Question Speculation: RDNA3 + CDNA2 Architectures Thread

Page 214 - Seeking answers? Join the AnandTech community: where nearly half-a-million members share solutions and discuss the latest tech.

uzzi38

Platinum Member
Oct 16, 2019
2,552
5,527
146

dr1337

Senior member
May 25, 2020
293
488
106
It is interesting to see the 7000 series doing much better here than one might expect compared to RDNA2.
I mean it is rated for 2x the fp16 tflops just like with fp32, I guess it actually scales for AI/stable diffusion. However something to note is that the nod.ai client is still very much work in progress and performance varies quite a bit depending on what version you use let alone what model and image size. Toms has the 6900xt doing ~4it/s but mine does upwards of 7it/s at the same settings and prompt.

Also not sure why that toms article says AMD can only do SD 2.1 when I run 1.4, 2.1, and other models just fine.
 
Last edited:

Ajay

Lifer
Jan 8, 2001
15,332
7,787
136
No, but at least they're getting it working somewhere. Hopefully they get it figured out before RDNA3 [RDNA4?] and don't decide to not enable whatever improvements they can get from it for RDNA3 cards.
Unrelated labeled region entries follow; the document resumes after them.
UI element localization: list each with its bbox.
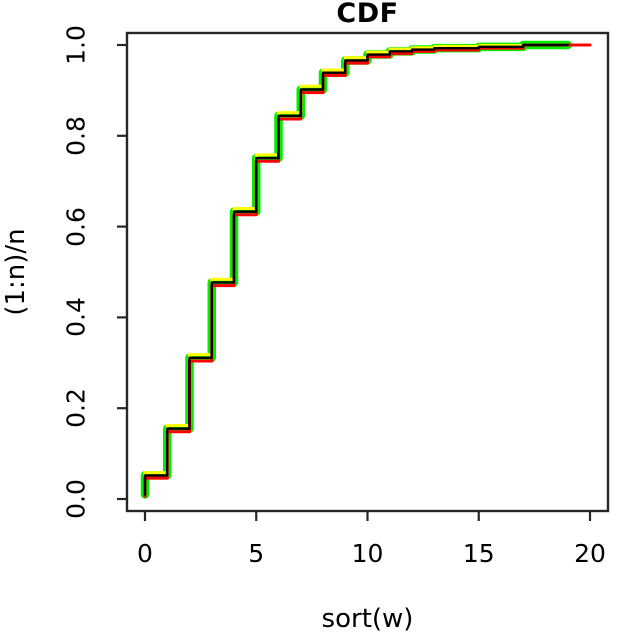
cdf-step-line-yellow <box>143 43 570 494</box>
x-tick-label: 0 <box>137 539 153 568</box>
y-tick-label: 0.8 <box>61 115 91 156</box>
x-axis-title: sort(w) <box>321 604 414 634</box>
plot-box <box>125 31 610 513</box>
cdf-step-line-green <box>140 40 572 499</box>
y-tick-label: 0.6 <box>61 206 91 247</box>
x-tick-label: 20 <box>574 539 606 568</box>
y-axis-title: (1:n)/n <box>1 228 31 316</box>
y-tick-label: 0.2 <box>61 388 91 429</box>
y-tick-label: 0.4 <box>61 297 91 338</box>
y-tick-label: 1.0 <box>61 25 91 65</box>
x-tick-label: 5 <box>248 539 265 568</box>
cdf-step-line-red <box>143 43 592 498</box>
x-tick-label: 10 <box>351 539 384 568</box>
chart-title: CDF <box>336 0 399 29</box>
cdf-step-line-black <box>143 43 569 496</box>
y-tick-label: 0.0 <box>61 479 91 519</box>
x-tick-label: 15 <box>462 539 495 568</box>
AMD has a pretty good track record for things like this and RDNA3 sales being on the low end wouldn't hurt future generation sales prospects. On the other hand they certainly haven't minded acting like NVidia on the pricing front.
Well, since it's most likely that I'll be picking up a 7000 series AMD GPU at some point, I certainly do hope they improve it.
 
  • Like
Reactions: Tlh97 and Mopetar

Joe NYC

Golden Member
Jun 26, 2021
1,864
2,147
106
-Therein lies the problem. I don't think AMD is getting 60 CUs to 3Ghz without blowing the power budget.
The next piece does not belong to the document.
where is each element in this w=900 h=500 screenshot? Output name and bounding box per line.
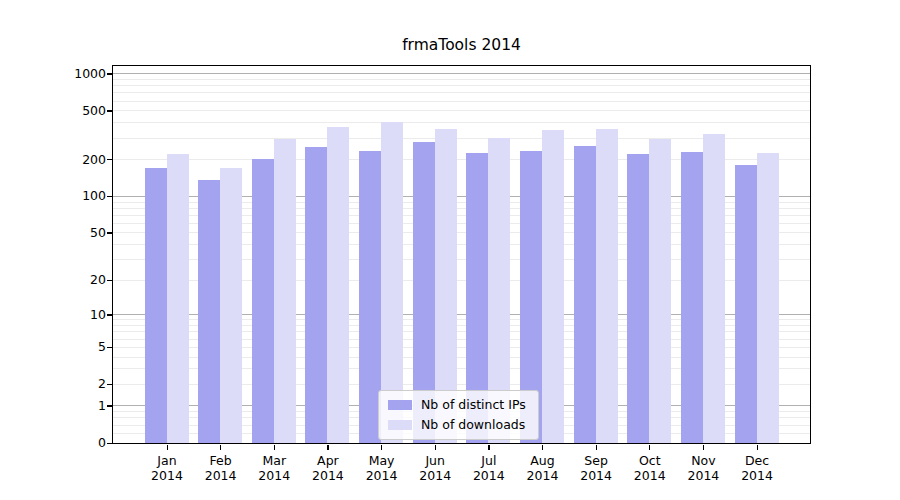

N31 will do it at 450W, thing is N32 needs to do it at 200-250W and I don't think that's happening. It will likely need 300W or more and that's just not acceptable for second tier silicon, expecially when Nvidia will be offering that performance for 200W.
What is the power budget?

Intel is using a comical power budget for their CPUs, and getting away with it.
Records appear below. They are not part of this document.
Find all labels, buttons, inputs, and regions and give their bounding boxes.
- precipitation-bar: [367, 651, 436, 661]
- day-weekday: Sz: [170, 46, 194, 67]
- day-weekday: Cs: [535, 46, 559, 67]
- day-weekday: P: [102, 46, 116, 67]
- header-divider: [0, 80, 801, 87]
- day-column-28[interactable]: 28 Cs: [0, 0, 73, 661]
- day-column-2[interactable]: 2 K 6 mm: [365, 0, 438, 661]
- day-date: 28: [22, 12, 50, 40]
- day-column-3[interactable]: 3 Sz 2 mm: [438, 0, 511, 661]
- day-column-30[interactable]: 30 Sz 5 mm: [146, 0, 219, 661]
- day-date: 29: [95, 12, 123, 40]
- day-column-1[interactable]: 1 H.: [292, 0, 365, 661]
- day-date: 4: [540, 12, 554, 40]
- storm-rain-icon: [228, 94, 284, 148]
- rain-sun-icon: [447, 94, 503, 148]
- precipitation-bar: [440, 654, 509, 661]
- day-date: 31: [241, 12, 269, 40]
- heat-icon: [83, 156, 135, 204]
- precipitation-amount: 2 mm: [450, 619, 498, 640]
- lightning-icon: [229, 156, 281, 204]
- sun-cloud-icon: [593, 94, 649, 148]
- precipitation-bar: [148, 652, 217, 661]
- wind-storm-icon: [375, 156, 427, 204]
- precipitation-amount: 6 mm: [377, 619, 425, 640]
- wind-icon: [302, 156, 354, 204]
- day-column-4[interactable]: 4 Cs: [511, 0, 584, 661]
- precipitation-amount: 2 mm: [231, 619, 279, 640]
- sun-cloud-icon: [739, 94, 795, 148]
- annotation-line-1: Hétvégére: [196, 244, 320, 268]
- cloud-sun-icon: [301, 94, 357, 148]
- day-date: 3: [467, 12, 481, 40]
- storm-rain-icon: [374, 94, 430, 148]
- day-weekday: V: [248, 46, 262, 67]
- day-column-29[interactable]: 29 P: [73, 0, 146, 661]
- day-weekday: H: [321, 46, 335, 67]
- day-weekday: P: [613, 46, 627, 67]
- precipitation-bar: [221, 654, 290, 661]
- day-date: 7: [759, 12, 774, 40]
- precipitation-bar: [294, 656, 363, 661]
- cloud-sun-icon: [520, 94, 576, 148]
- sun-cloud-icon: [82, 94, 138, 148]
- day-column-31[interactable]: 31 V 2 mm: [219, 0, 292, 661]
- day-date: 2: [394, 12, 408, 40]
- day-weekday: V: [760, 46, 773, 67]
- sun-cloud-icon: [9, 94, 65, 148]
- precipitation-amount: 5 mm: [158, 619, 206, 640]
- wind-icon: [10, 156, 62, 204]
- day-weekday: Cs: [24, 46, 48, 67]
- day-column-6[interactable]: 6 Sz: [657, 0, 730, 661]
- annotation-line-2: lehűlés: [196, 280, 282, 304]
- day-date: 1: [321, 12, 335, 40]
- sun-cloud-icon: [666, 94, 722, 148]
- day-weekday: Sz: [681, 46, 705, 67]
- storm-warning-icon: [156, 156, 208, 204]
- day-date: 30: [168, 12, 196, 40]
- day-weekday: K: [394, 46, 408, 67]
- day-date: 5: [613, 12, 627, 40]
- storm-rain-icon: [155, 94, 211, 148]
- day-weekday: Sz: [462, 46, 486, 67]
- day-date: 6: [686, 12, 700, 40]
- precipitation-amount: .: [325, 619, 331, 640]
In theory, AMD can use up to the power budget of Navi 31 for Navi 32.
 

GodisanAtheist

Diamond Member
Nov 16, 2006
6,555
6,765
136
What is the power budget?

Intel is using a comical power budget for their CPUs, and getting away with it.

In theory, AMD can use up to the power budget of Navi 31 for Navi 32.

-If AMD wouldn't do 450W on their top model of card to get a clear victory over the 4080, they're not gonna go to 300W on the power budget for the more "mainstream" part. That's a lot of head to dissipate in mid-tower cases and starts getting into a solid -con territory when compared to the 4070.

My assumption anyway, we'll see what happens
 

Mopetar

Diamond Member
Jan 31, 2011
7,784
5,879
136
Well, since it's most likely that I'll be picking up a 7000 series AMD GPU at some point, I certainly do hope they improve it.

It's pretty unlikely that they're going with a radically different design that doesn't build off the changes they made in going from RDNA2 to RDNA3, so they'll have to sort it all out eventually.

I couldn't see them withholding driver improvements from 7xxx series cards just to make the next generation look better by comparison, but I've been wrong before.
 

Joe NYC

Golden Member
Jun 26, 2021
1,864
2,147
106
-If AMD wouldn't do 450W on their top model of card to get a clear victory over the 4080, they're not gonna go to 300W on the power budget for the more "mainstream" part. That's a lot of head to dissipate in mid-tower cases and starts getting into a solid -con territory when compared to the 4070.

My assumption anyway, we'll see what happens
7900 XTX has power limit of 355W.

AMD could do 300 W for 7800 XT. Or call it 7800 XTX for extra crunchy. That might be able to get close to 3 GHz, without major revisions in silicon.
 
  • Like
Reactions: Tlh97

Ajay

Lifer
Jan 8, 2001
15,332
7,787
136

GodisanAtheist

Diamond Member
Nov 16, 2006
6,555
6,765
136
Were there any who wasn't too wide of the mark on RDNA3?

-Don't think so. I just went through the first 20 or so pages and Jesus the hype monster around RDNA3 was just off the charts. Even those of us poking fun at the hype train got sucked into the nutty theory crafting and outrageous performance expectations.
 
  • Like
Reactions: Lodix

RnR_au

Golden Member
Jun 6, 2021
1,641
3,973
106
"All models are wrong. Some are useful" - George Box

The model used was that of the RDNA2. Then two pieces of data was then inserted into the model; "well north of 3Ghz clock speed", and the "2x CU" - and from this combo many a tweet and youtube click bait were created.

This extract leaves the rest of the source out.